To balance both sides of the equation, some employers are taking matters into their own hands by instituting employee wellness programs that produce happier, healthier, more efficient workers as well as lower insurance costs and a workplace culture that places an emphasis on physical health and self-care.

Derek Kanehira, Vice President of Human Resources at Hawaii National Bank, spoke to HealthITAnalytics about implementing a data-driven population health management program as an employer facing high costs to maintain company-wide wellness.

What prompted you to look into supplementary wellness programs for your employees?

With the rising cost of healthcare, Hawaii National Bank (HNB) felt it was important to collect and analyze employee healthcare claims data as a way to better understand our healthcare spend. Gathering and using population health data is part of our overall strategy for healthcare and wellness.  Because of the data we capture, we now have a clear understanding of the health conditions our employees and their dependents are dealing with. Since our wellness offerings are based on these findings, we are seeing increased rates of participation in activities including our monthly lunch and learning sessions.

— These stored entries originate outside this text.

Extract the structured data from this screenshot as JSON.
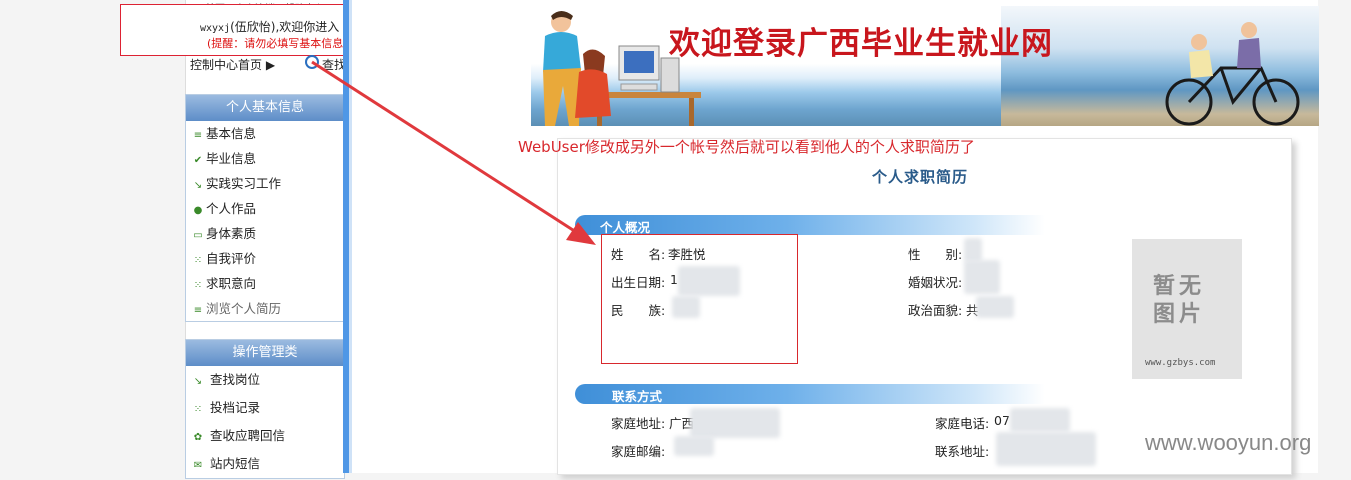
{
  "left": {
    "top_cut": "首页 | 个人注销 | 帮助中心",
    "welcome_user": "wxyxj",
    "welcome_name": "(伍欣怡),",
    "welcome_text": "欢迎你进入",
    "reminder": "(提醒：请勿必填写基本信息",
    "breadcrumb": "控制中心首页 ▶",
    "search_label": "查找",
    "panel1_title": "个人基本信息",
    "panel1_items": [
      "基本信息",
      "毕业信息",
      "实践实习工作",
      "个人作品",
      "身体素质",
      "自我评价",
      "求职意向",
      "浏览个人简历"
    ],
    "panel2_title": "操作管理类",
    "panel2_items": [
      "查找岗位",
      "投档记录",
      "查收应聘回信",
      "站内短信"
    ]
  },
  "banner": {
    "title": "欢迎登录广西毕业生就业网"
  },
  "annotation": "WebUser修改成另外一个帐号然后就可以看到他人的个人求职简历了",
  "resume": {
    "title": "个人求职简历",
    "section1": "个人概况",
    "name_label": "姓　　名:",
    "name_value": "李胜悦",
    "birth_label": "出生日期:",
    "birth_value": "1",
    "ethnic_label": "民　　族:",
    "gender_label": "性　　别:",
    "marital_label": "婚姻状况:",
    "political_label": "政治面貌:",
    "political_value": "共",
    "section2": "联系方式",
    "home_addr_label": "家庭地址:",
    "home_addr_value": "广西",
    "home_zip_label": "家庭邮编:",
    "home_tel_label": "家庭电话:",
    "home_tel_value": "07",
    "contact_addr_label": "联系地址:",
    "photo_line1": "暂无",
    "photo_line2": "图片",
    "photo_url": "www.gzbys.com"
  },
  "watermark": "www.wooyun.org",
  "colors": {
    "annotation_red": "#d8282d",
    "panel_blue": "#5d8dc8",
    "divider_blue": "#4f97e6",
    "banner_title_red": "#c8161d"
  }
}
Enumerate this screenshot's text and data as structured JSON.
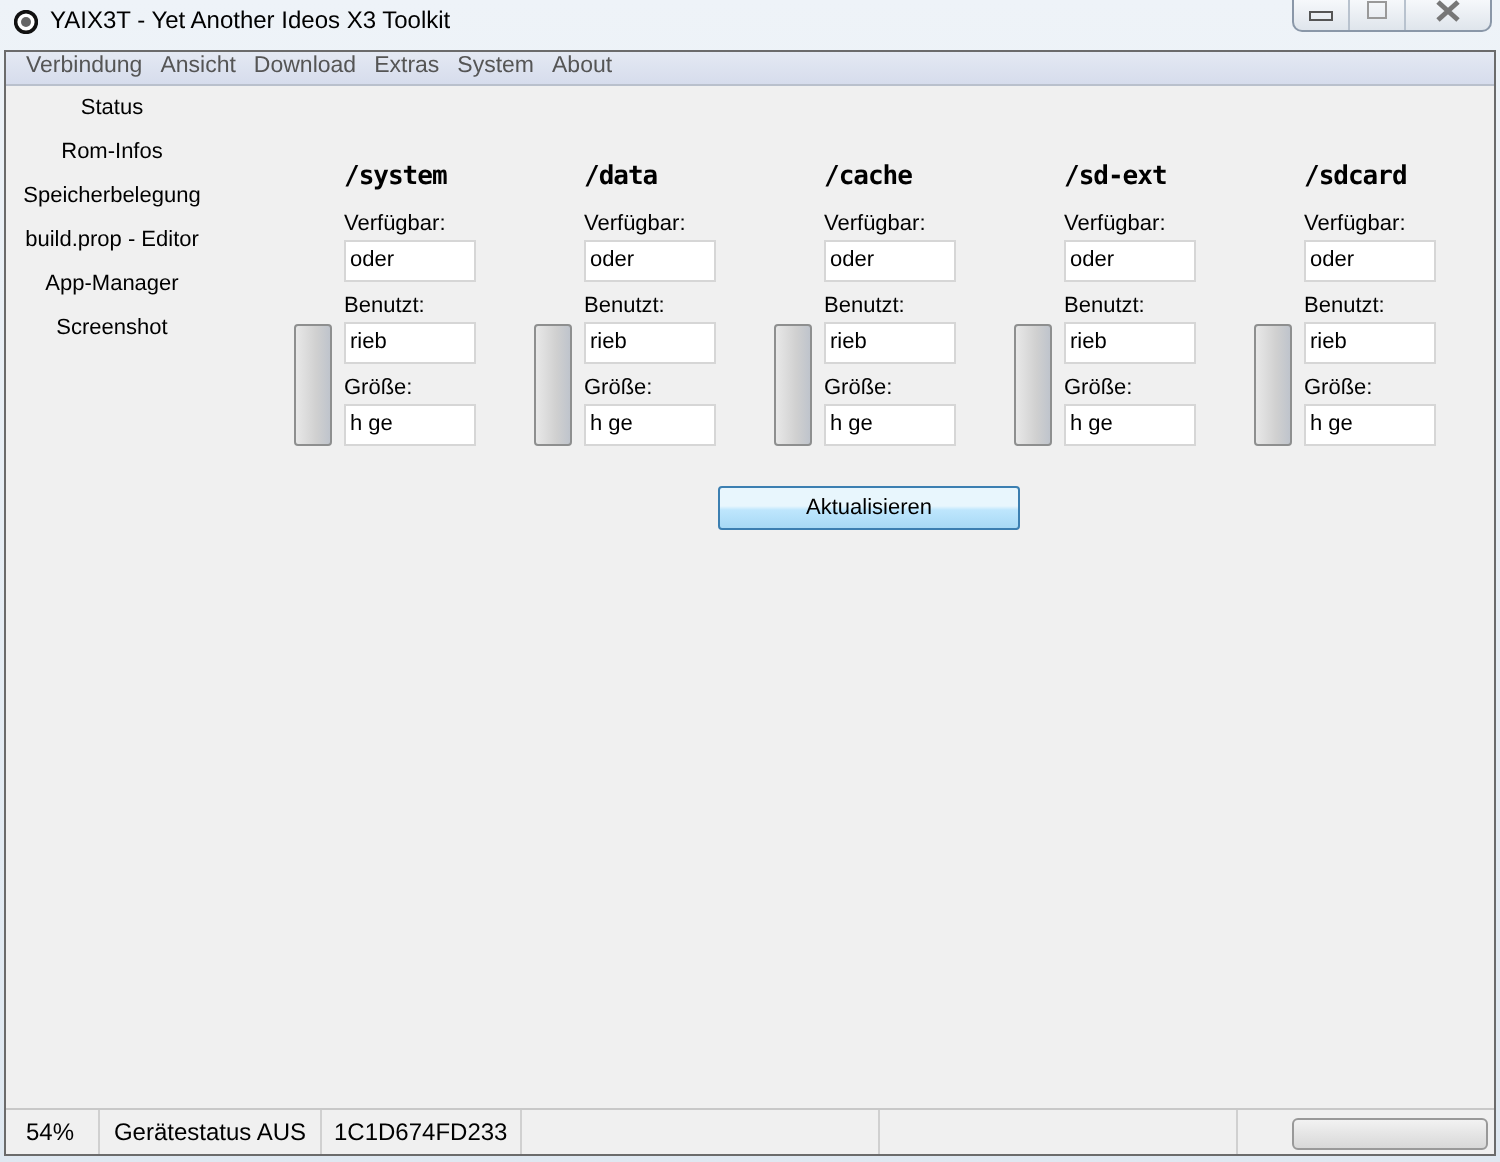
{
  "window": {
    "title": "YAIX3T - Yet Another Ideos X3 Toolkit"
  },
  "menu": [
    "Verbindung",
    "Ansicht",
    "Download",
    "Extras",
    "System",
    "About"
  ],
  "sidebar": {
    "items": [
      {
        "label": "Status"
      },
      {
        "label": "Rom-Infos"
      },
      {
        "label": "Speicherbelegung"
      },
      {
        "label": "build.prop - Editor"
      },
      {
        "label": "App-Manager"
      },
      {
        "label": "Screenshot"
      }
    ]
  },
  "volumes": [
    {
      "name": "/system",
      "available_label": "Verfügbar:",
      "available": "oder",
      "used_label": "Benutzt:",
      "used": "rieb",
      "size_label": "Größe:",
      "size": "h ge",
      "level": 0
    },
    {
      "name": "/data",
      "available_label": "Verfügbar:",
      "available": "oder",
      "used_label": "Benutzt:",
      "used": "rieb",
      "size_label": "Größe:",
      "size": "h ge",
      "level": 0
    },
    {
      "name": "/cache",
      "available_label": "Verfügbar:",
      "available": "oder",
      "used_label": "Benutzt:",
      "used": "rieb",
      "size_label": "Größe:",
      "size": "h ge",
      "level": 0
    },
    {
      "name": "/sd-ext",
      "available_label": "Verfügbar:",
      "available": "oder",
      "used_label": "Benutzt:",
      "used": "rieb",
      "size_label": "Größe:",
      "size": "h ge",
      "level": 0
    },
    {
      "name": "/sdcard",
      "available_label": "Verfügbar:",
      "available": "oder",
      "used_label": "Benutzt:",
      "used": "rieb",
      "size_label": "Größe:",
      "size": "h ge",
      "level": 0
    }
  ],
  "refresh_button": "Aktualisieren",
  "status_bar": {
    "percent": "54%",
    "device_status": "Gerätestatus AUS",
    "serial": "1C1D674FD233",
    "progress": {
      "level": 0
    }
  }
}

Diabetes and cardiovascular care are the two biggest health issues for HNB. Using the data from Healthentic has helped us to work with other organizations in our community. For example, we partnered with a local hospital system and asked them to sit and talk with our employees about their health numbers, as well as talk to them about the support that’s available.  I was talking with the local hospital system’s CEO, and they have access to all of these things. They hadn’t done this kind of partnership before so we ended up being their first pilot program.

What level of cost savings have you achieved?

Since we received our first data set less than a year ago, it is too early to quantify our cost savings.  However, because our wellness committee better understands the health needs and interests of our employees, they now conduct relevant programs and initiatives that have resulted in increased employee participation.  For example, this year 100% of our employees completed both a biometric screening and health risk assessment and we’ve seen large increases in our on-site chair massages and monthly lunch and learn sessions!  Our wellness committee was surprised with the results, but nevertheless impressed with the amount of credible claims data we have available to help effectively implement wellness programs and initiatives.

I use the tool frequently to mine data or to get ideas on wellness initiatives. This includes analyzing reports, running special cuts of data, or simply providing expert wellness insight. The dashboard is simple and easy to use, and provides you with the information any employer needs to manage their wellness investment.

What are your suggestions to other employers who are thinking about implementing data-driven employee health programs?

I would suggest employers ensure they have CEO and executive leadership support and buy-in before collecting data to build a results-oriented workplace program.  Once CEO and executive leadership support are in place, the committee will want to collect data from employee interest surveys, biometric and health risk appraisals, culture audits, and most importantly from a population health tool.  Using data captured from these sources, the committee can then create and implement relevant wellness initiatives and activities.